Minangkabau mayoritas di Sumatera Barat, itu bukan alasan untuk mengabaikan keberadaan apalagi memarginalisasi etnik lain seperti Mentawai, Mandailing, dan Diaspora. Akan tetapi izinkan dalam tulisan ini Saya fokus kepada Minangkabau karena keterbatasan pengetahuan terhadap etnik lain. Di samping itu, menurut saya, Minangkabau memiliki ruh dan praktik baik (best practice) dalam hal “pengarusutamaan kebudayaan” bagi kehidupan holistik masyarakatnya dalam proses sejarah yang panjang.

Praktik baik yang saya maksud adalah bahwa Minangkabau menempatkan kebudayaan (adat bagi orang Minangkabau adalah kebudayaan secara utuh-Navis) sebagai arus utama dalam penataan kehidupan masyarakatnya. Dalam sejarah budaya Orang Minangkabau, persoalan kebudayaan menjadi sentral perdebatan selama berabad-abad yang menghasilkan konsensus-konsensus dan sintesis-sintesis yang ideal sekaligus implementatif dalam menata kehidupan masyarakatnya. Mengapa hal itu dilakukan mereka? Jawabnya adalah karena kebudayaan itu adalah sistem nilai yang menentukan bagi standar norma, tatanan perilaku, dan produk budaya mereka. Kebudayaan sebagai sistem nilai, asas, norma, dan ketentuan-ketentuan dalam tata kehidupan bermasyarakat pada seluruh bidang dan sektor kehidupan ditetapkan dulu melalui musyawarah, dialog-dialog, dibuahkan konsensus, dihasilkan sintesis, lalu diikuti dan dilaksanakan secara konsisten, serta diajarkan dan ditauladankan melalui pendidikan.
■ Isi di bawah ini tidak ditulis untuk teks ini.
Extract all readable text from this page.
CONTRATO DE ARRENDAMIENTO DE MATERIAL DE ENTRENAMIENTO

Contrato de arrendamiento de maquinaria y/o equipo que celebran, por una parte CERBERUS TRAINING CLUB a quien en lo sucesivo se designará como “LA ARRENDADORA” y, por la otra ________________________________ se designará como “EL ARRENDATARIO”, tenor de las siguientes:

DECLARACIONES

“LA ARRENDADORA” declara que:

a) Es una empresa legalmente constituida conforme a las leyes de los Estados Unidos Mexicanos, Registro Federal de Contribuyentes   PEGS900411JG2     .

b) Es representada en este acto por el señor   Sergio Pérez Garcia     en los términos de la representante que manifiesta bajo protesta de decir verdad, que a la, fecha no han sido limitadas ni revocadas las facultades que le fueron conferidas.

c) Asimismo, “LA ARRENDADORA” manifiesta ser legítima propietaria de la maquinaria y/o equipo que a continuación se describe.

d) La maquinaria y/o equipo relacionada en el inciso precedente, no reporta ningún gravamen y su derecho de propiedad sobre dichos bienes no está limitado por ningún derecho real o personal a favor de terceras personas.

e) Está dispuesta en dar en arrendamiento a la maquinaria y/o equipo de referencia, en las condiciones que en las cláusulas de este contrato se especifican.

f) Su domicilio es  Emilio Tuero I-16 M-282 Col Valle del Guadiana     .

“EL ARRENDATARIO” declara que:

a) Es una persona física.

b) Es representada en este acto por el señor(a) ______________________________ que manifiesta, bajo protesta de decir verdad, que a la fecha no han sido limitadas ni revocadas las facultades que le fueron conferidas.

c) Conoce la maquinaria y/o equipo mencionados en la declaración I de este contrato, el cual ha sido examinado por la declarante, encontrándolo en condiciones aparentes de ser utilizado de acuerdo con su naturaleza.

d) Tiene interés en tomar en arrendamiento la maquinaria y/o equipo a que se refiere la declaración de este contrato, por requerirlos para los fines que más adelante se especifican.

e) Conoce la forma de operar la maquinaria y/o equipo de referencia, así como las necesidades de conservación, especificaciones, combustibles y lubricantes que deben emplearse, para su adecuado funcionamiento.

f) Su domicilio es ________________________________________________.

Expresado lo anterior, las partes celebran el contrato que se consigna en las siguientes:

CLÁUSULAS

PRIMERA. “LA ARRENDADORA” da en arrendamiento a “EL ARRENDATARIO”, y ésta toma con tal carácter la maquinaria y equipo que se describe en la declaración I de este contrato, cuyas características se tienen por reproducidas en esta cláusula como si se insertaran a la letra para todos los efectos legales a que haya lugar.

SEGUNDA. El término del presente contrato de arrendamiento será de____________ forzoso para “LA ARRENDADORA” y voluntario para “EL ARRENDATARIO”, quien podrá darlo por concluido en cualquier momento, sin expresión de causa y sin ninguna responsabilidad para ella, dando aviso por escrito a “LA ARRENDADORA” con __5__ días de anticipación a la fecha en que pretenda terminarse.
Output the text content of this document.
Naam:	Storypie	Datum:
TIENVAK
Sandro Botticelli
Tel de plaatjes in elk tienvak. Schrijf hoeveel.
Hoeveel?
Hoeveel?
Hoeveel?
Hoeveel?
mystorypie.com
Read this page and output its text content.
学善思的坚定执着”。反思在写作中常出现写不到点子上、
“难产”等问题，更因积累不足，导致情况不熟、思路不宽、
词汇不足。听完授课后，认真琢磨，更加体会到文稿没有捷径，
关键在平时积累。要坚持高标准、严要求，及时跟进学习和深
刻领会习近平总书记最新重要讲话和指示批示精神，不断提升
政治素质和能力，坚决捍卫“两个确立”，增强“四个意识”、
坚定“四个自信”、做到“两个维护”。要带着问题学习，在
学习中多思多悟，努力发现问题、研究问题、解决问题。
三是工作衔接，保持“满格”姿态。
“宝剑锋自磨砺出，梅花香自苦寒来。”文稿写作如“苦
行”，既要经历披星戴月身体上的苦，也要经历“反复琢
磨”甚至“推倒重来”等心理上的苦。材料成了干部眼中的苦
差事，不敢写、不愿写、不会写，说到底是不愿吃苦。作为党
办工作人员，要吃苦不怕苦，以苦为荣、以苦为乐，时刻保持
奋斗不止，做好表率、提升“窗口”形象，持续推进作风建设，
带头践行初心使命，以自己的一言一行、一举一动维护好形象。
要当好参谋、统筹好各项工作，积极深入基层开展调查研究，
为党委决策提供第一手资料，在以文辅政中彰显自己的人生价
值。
Contoh kasus proses dialogis dan dialektis yang menarik adalah ketika Adat (kebudayaan) Minangkabau berhadapan dengan sistem nilai baru dari luar, yakni Islam. Proses dialogis-dialektika tidak sekadar perdebatan tetapi konflik sosial. Proses dialogis pertama membuahkan konsensus adaik basandi syarak, syarak basandi adat, Konstruksi seperti itu kemudian dievaluasi, dikoreksi, dan direkonstruksi menjadi adaik basandi alua jo patuik, syarak basandi kitabullah, adat jo syarak bukan sandi basandi tapi sanda basanda. Artinya, kebudayaan mereka awalnya berlandaskan kepada alua jo patuik (pertimbangan akal sehat dan etika) sedangkan Islam berlandaskan kepada kitabullah. Keduanya dihidupi dalam satu nafas secara sinkretis.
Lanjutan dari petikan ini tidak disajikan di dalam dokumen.